Should milk go in a cup of tea first or last?

Matthew SmithHead of Data Journalism
July 29, 2018, 11:00 PM GMT+0

YouGov finally settles the debate

Drinking tea is Britain’s national pastime, and as with any treasured ritual the nation is wracked by bitter disputes on appropriate protocol. This is not a new phenomenon – indeed George Orwell acknowledged as much in his 1946 essay “A Nice Cup of Tea”.

Now a new YouGov Omnibus survey reveals where the nation stands on contentious cuppa concerns.

Milk in tea: Brits overwhelmingly say milk should go in last, not first

Orwell considered this to be one of the most controversial tea protocol questions of all, saying "indeed in every family in Britain there are probably two schools of thought on the subject". The writer himself was firmly in the 'Milk First' camp, but today only 20% of Britons feel the same way. Orwell's heirs find themselves vastly outnumbered, with almost four times as many (79%) preferring to add milk last.

Habits here differ by age: the older Brits are the more likely they are to add milk first. While only 4% of 18-24 year olds adding milk first, this rises to 15% among 25-49 year olds, 24% among 50-64 year olds and finally 32% among 65+ year olds.

Whether or not a person poured their milk in first or last supposedly once had strong class connotations – the story goes that in the old days only the most expensive china would not shatter when boiling tea was poured into it, so the less well-off cooled their vessels by pouring their milk in first. Regardless of whether or not this is true, the results show that the classes do not differ in their milk-tea mixing habits, with the middle classes (ABC1 demographic group) and working classes (C2DE) equally likely to add their milk in first (19-21%) or last (80-78%).

How strong should a cup of tea be?

The survey also reveals how strong Britons like their tea. YouGov showed the public an eight-point strength scale, from a dark milk-less brown at one end to a dairy-drenched pale beige at the other.

Orwell held that all tea lovers love their tea strong, Almost half of tea-drinking Brits (47%) like an E-strength cuppa on our scale (see below). A further 14% like their tea to be one degree more milky, and 19% one degree less milky.

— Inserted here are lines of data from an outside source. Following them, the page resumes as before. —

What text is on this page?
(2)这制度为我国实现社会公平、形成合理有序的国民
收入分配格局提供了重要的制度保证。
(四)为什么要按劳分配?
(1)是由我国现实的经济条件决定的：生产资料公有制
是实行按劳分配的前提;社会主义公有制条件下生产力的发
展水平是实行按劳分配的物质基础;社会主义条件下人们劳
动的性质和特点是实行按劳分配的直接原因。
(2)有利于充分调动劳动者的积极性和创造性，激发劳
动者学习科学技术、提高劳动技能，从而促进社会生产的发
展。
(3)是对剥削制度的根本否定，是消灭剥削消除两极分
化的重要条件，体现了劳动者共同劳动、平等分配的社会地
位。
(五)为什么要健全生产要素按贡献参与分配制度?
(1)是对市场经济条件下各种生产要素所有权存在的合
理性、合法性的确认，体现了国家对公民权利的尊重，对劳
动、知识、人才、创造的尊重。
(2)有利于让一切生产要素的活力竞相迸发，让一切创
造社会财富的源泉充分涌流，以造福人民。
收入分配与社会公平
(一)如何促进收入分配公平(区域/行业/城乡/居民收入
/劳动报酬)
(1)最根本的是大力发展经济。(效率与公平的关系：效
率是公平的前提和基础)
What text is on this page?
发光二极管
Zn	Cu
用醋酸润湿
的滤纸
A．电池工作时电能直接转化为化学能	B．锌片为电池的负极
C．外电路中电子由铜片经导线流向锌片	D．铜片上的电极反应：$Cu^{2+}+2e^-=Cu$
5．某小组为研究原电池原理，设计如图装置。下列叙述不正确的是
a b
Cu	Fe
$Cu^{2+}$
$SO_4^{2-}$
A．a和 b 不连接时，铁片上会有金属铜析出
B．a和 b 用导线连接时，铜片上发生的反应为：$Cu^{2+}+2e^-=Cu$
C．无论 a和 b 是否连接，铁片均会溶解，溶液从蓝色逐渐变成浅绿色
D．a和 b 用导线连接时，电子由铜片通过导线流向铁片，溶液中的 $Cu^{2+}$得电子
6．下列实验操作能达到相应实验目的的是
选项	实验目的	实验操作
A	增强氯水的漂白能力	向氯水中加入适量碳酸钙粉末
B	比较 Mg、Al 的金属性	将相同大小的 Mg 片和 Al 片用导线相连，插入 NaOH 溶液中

Brits say that Yorkshire Tea makes the best brew

A much more evenly contested battle is over which tea bag brand produces the nicest cuppa. Yorkshire Tea comes out on top, with the backing of 25% of tea-drinkers. PG tips comes in a close second on 22%, followed by Tetley in a more distant third at 16%. Only 7% tea drinkers said they either didn’t have a favourite or didn’t know which their favourite was.

The survey also revealed the levels of tea consumption among the populace. Overall, six in ten Brits (58%) say they drink tea on a daily basis, with 11% saying they drink more than five a day. One in five (19%) drink tea less frequently than once a day, while 22% have eschewed our national beverage entirely and do not drink tea at all.

While Orwell considered himself to be in the minority for drinking tea without sugar back in 1946, he would find himself in good company today with only 24% of Brits adding white sugar (and 4% brown sugar), although a further 13% add a non-sugar sweetener. Much more common, of course, is adding milk to tea, which 80% of tea-drinkers do.